Imagine one single company, let's call them ClosedAI, aggregated all of that media. They might even pay for them properly (paying the price people typically pay for personal use, not obtaining a distribution license which is very different). Then this company uses their data repository to create a personalized media experience of each of its subscribers that is so good that it satisfies all their media needs. Nobody would then consume any other media anymore. They would all go out of business. And we would allow the rise of a new media behemoth that can manipulate public opinion at will.
ClosedAI would argue: “This is all fair use. We're not just regurgitating the data. None of our tokens are copies of the source material. We transform it to deliver a personalized media experience for our users.”
But can that really be fair use?

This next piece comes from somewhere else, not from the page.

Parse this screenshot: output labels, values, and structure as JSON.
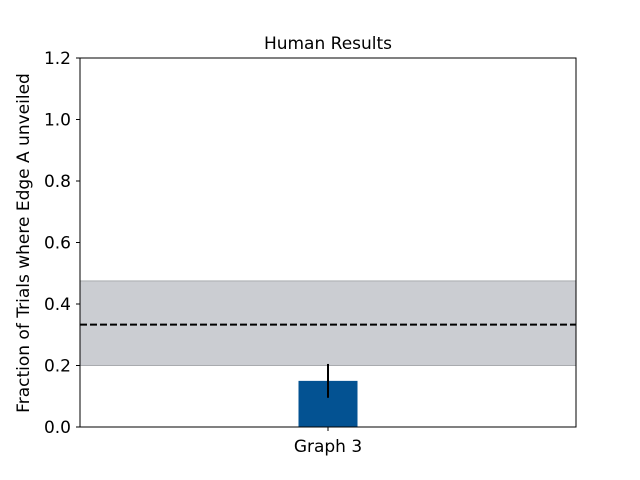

Section 107 of the US Copyright Act lists four factors for consideration in the determination of fair use. One of them is 'the effect of the use upon the potential market for or value of the copyrighted work'.
If the use completely nukes the entire industry that provide the materials, can it possibly be fair? Obviously not. Systematically redistributing someone else's content for commercial purposes without their consent is theft. What is true in this extreme example is also true in principle.
If you side with AI companies here, you are not siding with progress. You are siding with grifters. Just listen to them. They are openly admitting that they are not trying to figure out what’s right, but to justify what’s in their interest.
Sincerely,
Rene
Great article Rene. At this point I do think the judicial system is compromised. Why are so many judges siding with BS tech lawyers and their BS arguments? Could it be that these tech firms are bribing circuit and federal district judges, especially in California?